Anche i rapporti con una parte dei lavoratori sono stati complessi, tanto che il sindaco Consales, sempre nella nota diramata ieri, scriveva che i netturbini lamentavano “condizioni di lavoro insopportabili a causa di rapporti con l’azienda decisamente deteriorati”. E a tal proposito, Montinaro ammette di non aver avuto piena disponibilità da parte di tutti i dipendenti. “Le polemiche – spiega l’imprenditore – ci sono state, ma non ci è piaciuto farle. Se abbiamo intrapreso numerosissimi procedimenti disciplinari, non è stato per divertimento”. 

Fra le varie situazioni incresciose affrontate in questi anni, Montinaro ne ricorda una. “Mentre percorrevo la superstrada, vidi tre mezzi della Monteco fermi in una stazione di servizio. Si trattava di lavoratori che, una volta espletato il loro servizio, hanno voluto tardare il rientro in cantiere per evitare di essere destinati ad altri servizi. In quei casi non può non nascere una contestazione, con tutte le procedure del caso. L’auspicio è che con l’avvento della nuova azienda, queste cose vengano curate e mitigate”. 

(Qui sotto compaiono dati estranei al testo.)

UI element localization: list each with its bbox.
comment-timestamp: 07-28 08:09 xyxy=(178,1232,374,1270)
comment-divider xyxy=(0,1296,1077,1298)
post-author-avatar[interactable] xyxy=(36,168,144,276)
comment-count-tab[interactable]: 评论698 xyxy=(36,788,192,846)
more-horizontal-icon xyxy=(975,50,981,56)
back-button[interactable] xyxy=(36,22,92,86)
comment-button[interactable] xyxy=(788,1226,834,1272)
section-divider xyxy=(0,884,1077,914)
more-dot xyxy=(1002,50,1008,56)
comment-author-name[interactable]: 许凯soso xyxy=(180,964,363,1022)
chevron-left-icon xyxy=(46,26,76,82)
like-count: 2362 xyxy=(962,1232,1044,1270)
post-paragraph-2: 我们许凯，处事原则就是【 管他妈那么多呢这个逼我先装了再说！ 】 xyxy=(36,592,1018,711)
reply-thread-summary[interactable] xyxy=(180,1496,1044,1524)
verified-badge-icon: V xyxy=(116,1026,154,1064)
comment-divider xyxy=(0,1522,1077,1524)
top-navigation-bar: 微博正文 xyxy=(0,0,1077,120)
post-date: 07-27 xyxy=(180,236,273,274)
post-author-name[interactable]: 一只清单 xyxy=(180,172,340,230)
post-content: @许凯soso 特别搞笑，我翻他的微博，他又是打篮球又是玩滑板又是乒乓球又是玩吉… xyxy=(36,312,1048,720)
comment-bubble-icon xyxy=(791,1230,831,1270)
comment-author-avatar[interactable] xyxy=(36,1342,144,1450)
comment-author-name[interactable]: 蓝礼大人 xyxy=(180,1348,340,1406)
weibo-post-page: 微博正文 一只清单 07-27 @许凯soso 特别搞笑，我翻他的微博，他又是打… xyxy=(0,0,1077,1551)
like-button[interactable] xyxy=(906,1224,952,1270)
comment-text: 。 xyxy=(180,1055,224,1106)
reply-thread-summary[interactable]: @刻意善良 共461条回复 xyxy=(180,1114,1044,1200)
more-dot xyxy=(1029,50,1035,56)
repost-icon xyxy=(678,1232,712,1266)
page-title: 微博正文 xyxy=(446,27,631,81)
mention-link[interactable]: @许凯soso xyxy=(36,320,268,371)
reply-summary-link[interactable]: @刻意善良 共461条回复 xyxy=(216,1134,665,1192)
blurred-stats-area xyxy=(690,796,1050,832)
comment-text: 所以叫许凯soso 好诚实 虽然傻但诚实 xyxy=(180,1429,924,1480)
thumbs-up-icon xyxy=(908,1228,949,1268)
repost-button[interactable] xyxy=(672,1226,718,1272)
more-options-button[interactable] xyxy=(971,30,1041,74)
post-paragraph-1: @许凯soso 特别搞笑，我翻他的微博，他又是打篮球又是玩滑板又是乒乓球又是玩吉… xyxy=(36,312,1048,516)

Ma il bilancio di questo lustro, tutto sommato, non è negativo. “Ringrazio i brindisini – conclude Montinaro – nel loro complesso. Quello che abbiamo fatto a Brindisi lo facciamo anche nel Leccese e nel Barese. Non mi va di fare una graduatoria, ma se la dovessi fare, sicuramente non metterei Brindisi in coda. Ci sono delle persone poco propense a collaborare con la collettività. Si tratta di un problema di natura sociologica, non della nettezza urbana”.